Poppea’da Monteverdi, dramanın önde gelen figürlerinin canlı ve incelikli karakterizasyonuna daha fazla güvenerek ve müzik ile drama arasında neredeyse mükemmel bir dengeyi koruyarak, sahne kontrastlarının tamamen göz alıcı ve huzursuz ardışıklığını büyük ölçüde reddetti, müzik doğrudan yayılıyor gibi görünüyordu.Daha sonraki barok operaların çoğunda olduğu gibi, kendi içinde bir amaç değil.Aslında, Christoph Willibald Gluck’a kadar böyle bir opera anlayışı yeniden fark edilmedi. Poppea’daki müzik nadiren çekici olmaktan uzaktır ve zaman zaman bugün anında etki yaratan duygusal bir yoğunluğa ve melodik bir güzelliğe ulaşır.

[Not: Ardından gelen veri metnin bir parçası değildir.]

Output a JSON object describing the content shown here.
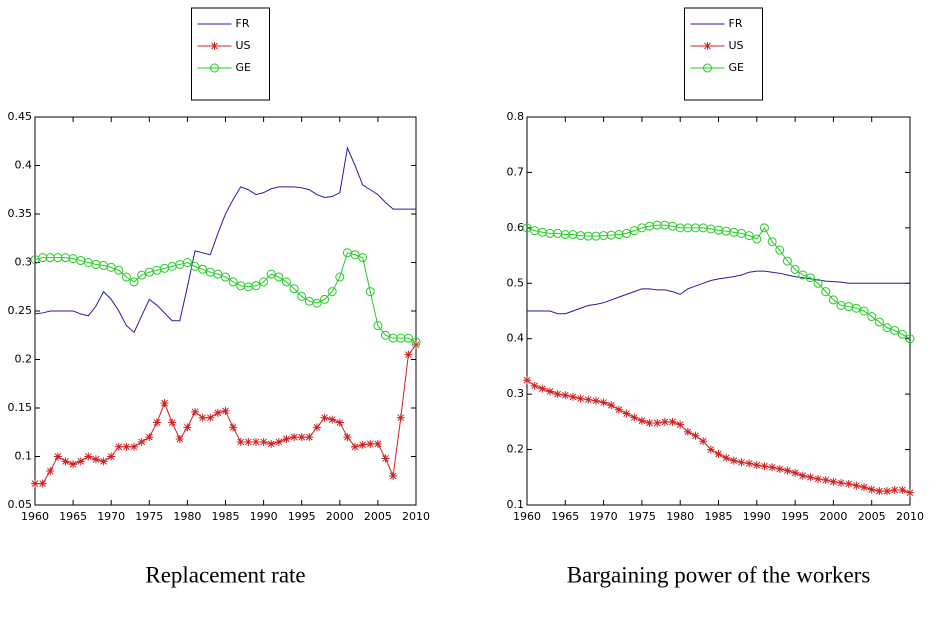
{
  "chart_data": [
    {
      "type": "line",
      "title": "Replacement rate",
      "legend": "top",
      "x": [
        1960,
        1961,
        1962,
        1963,
        1964,
        1965,
        1966,
        1967,
        1968,
        1969,
        1970,
        1971,
        1972,
        1973,
        1974,
        1975,
        1976,
        1977,
        1978,
        1979,
        1980,
        1981,
        1982,
        1983,
        1984,
        1985,
        1986,
        1987,
        1988,
        1989,
        1990,
        1991,
        1992,
        1993,
        1994,
        1995,
        1996,
        1997,
        1998,
        1999,
        2000,
        2001,
        2002,
        2003,
        2004,
        2005,
        2006,
        2007,
        2008,
        2009,
        2010
      ],
      "xlim": [
        1960,
        2010
      ],
      "xticks": [
        1960,
        1965,
        1970,
        1975,
        1980,
        1985,
        1990,
        1995,
        2000,
        2005,
        2010
      ],
      "ylim": [
        0.05,
        0.45
      ],
      "yticks": [
        0.05,
        0.1,
        0.15,
        0.2,
        0.25,
        0.3,
        0.35,
        0.4,
        0.45
      ],
      "series": [
        {
          "name": "FR",
          "color": "#1f1fa0",
          "marker": "none",
          "values": [
            0.247,
            0.248,
            0.25,
            0.25,
            0.25,
            0.25,
            0.247,
            0.245,
            0.255,
            0.27,
            0.262,
            0.25,
            0.235,
            0.228,
            0.245,
            0.262,
            0.256,
            0.248,
            0.24,
            0.24,
            0.275,
            0.312,
            0.31,
            0.308,
            0.33,
            0.35,
            0.365,
            0.378,
            0.375,
            0.37,
            0.372,
            0.376,
            0.378,
            0.378,
            0.378,
            0.377,
            0.375,
            0.37,
            0.367,
            0.368,
            0.372,
            0.418,
            0.4,
            0.38,
            0.375,
            0.37,
            0.362,
            0.355,
            0.355,
            0.355,
            0.355
          ]
        },
        {
          "name": "US",
          "color": "#d22020",
          "marker": "star",
          "values": [
            0.072,
            0.072,
            0.085,
            0.1,
            0.095,
            0.092,
            0.095,
            0.1,
            0.097,
            0.095,
            0.1,
            0.11,
            0.11,
            0.11,
            0.115,
            0.12,
            0.135,
            0.155,
            0.135,
            0.118,
            0.13,
            0.146,
            0.14,
            0.14,
            0.145,
            0.147,
            0.13,
            0.115,
            0.115,
            0.115,
            0.115,
            0.113,
            0.115,
            0.118,
            0.12,
            0.12,
            0.12,
            0.13,
            0.14,
            0.138,
            0.135,
            0.12,
            0.11,
            0.112,
            0.113,
            0.113,
            0.098,
            0.08,
            0.14,
            0.205,
            0.215
          ]
        },
        {
          "name": "GE",
          "color": "#22cc22",
          "marker": "circle",
          "values": [
            0.303,
            0.305,
            0.305,
            0.305,
            0.305,
            0.304,
            0.302,
            0.3,
            0.298,
            0.297,
            0.295,
            0.292,
            0.285,
            0.28,
            0.287,
            0.29,
            0.292,
            0.294,
            0.296,
            0.298,
            0.3,
            0.296,
            0.293,
            0.29,
            0.288,
            0.285,
            0.28,
            0.276,
            0.275,
            0.276,
            0.28,
            0.288,
            0.285,
            0.28,
            0.273,
            0.265,
            0.26,
            0.258,
            0.262,
            0.27,
            0.285,
            0.31,
            0.308,
            0.305,
            0.27,
            0.235,
            0.225,
            0.222,
            0.222,
            0.222,
            0.218
          ]
        }
      ]
    },
    {
      "type": "line",
      "title": "Bargaining power of the workers",
      "legend": "top",
      "x": [
        1960,
        1961,
        1962,
        1963,
        1964,
        1965,
        1966,
        1967,
        1968,
        1969,
        1970,
        1971,
        1972,
        1973,
        1974,
        1975,
        1976,
        1977,
        1978,
        1979,
        1980,
        1981,
        1982,
        1983,
        1984,
        1985,
        1986,
        1987,
        1988,
        1989,
        1990,
        1991,
        1992,
        1993,
        1994,
        1995,
        1996,
        1997,
        1998,
        1999,
        2000,
        2001,
        2002,
        2003,
        2004,
        2005,
        2006,
        2007,
        2008,
        2009,
        2010
      ],
      "xlim": [
        1960,
        2010
      ],
      "xticks": [
        1960,
        1965,
        1970,
        1975,
        1980,
        1985,
        1990,
        1995,
        2000,
        2005,
        2010
      ],
      "ylim": [
        0.1,
        0.8
      ],
      "yticks": [
        0.1,
        0.2,
        0.3,
        0.4,
        0.5,
        0.6,
        0.7,
        0.8
      ],
      "series": [
        {
          "name": "FR",
          "color": "#1f1fa0",
          "marker": "none",
          "values": [
            0.45,
            0.45,
            0.45,
            0.45,
            0.445,
            0.445,
            0.45,
            0.455,
            0.46,
            0.462,
            0.465,
            0.47,
            0.475,
            0.48,
            0.485,
            0.49,
            0.49,
            0.488,
            0.488,
            0.485,
            0.48,
            0.49,
            0.495,
            0.5,
            0.505,
            0.508,
            0.51,
            0.512,
            0.515,
            0.52,
            0.522,
            0.522,
            0.52,
            0.518,
            0.515,
            0.512,
            0.51,
            0.508,
            0.506,
            0.504,
            0.503,
            0.502,
            0.5,
            0.5,
            0.5,
            0.5,
            0.5,
            0.5,
            0.5,
            0.5,
            0.5
          ]
        },
        {
          "name": "US",
          "color": "#d22020",
          "marker": "star",
          "values": [
            0.325,
            0.315,
            0.31,
            0.305,
            0.3,
            0.298,
            0.295,
            0.292,
            0.29,
            0.288,
            0.285,
            0.28,
            0.272,
            0.265,
            0.258,
            0.252,
            0.248,
            0.248,
            0.25,
            0.25,
            0.245,
            0.232,
            0.225,
            0.215,
            0.2,
            0.192,
            0.185,
            0.18,
            0.177,
            0.175,
            0.172,
            0.17,
            0.168,
            0.165,
            0.162,
            0.158,
            0.153,
            0.15,
            0.147,
            0.145,
            0.142,
            0.14,
            0.138,
            0.135,
            0.132,
            0.128,
            0.125,
            0.125,
            0.127,
            0.127,
            0.122
          ]
        },
        {
          "name": "GE",
          "color": "#22cc22",
          "marker": "circle",
          "values": [
            0.6,
            0.595,
            0.592,
            0.59,
            0.59,
            0.588,
            0.588,
            0.586,
            0.585,
            0.585,
            0.586,
            0.587,
            0.588,
            0.59,
            0.595,
            0.6,
            0.603,
            0.605,
            0.605,
            0.603,
            0.6,
            0.6,
            0.6,
            0.6,
            0.598,
            0.596,
            0.594,
            0.592,
            0.59,
            0.586,
            0.58,
            0.6,
            0.575,
            0.56,
            0.54,
            0.525,
            0.515,
            0.51,
            0.5,
            0.485,
            0.47,
            0.46,
            0.458,
            0.455,
            0.45,
            0.44,
            0.43,
            0.42,
            0.415,
            0.408,
            0.4
          ]
        }
      ]
    }
  ]
}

Monteverdi’nin Venedik döneminden günümüze ulaşamayan eserler şunlardır: La favola di Peleo e di Tetide (1617), Andromeda (1617), La finta pazza Licori (1627), La Delia e l’Ulisse (1630), Proserpina rapita ( 1630), Adone (1639) ve Le nozze d’Enea con Lavinia (1641); kutsal bir oyunun önsözü, La Maddalena (1617); bir Prologue ve beş “Intermedia” (1627); bale La vittoria d’amore (1641); intermezzo Gli amori di Diana e di Endimione (1628); ve maske Mercurio e Marte(1628). Bu eserlerin ve özellikle Venedik’te bestelenen son dokuz operadan ikisi hariç hepsinin ortadan kaybolması, müzik tarihinin en trajik kaybı olarak kabul edilmektedir.17. yüzyıl, Monteverdi’nin besteci olarak kendi itibarı ve bize ulaşan örneklerin yüksek kalitesi olarak ortaya çıkıyor.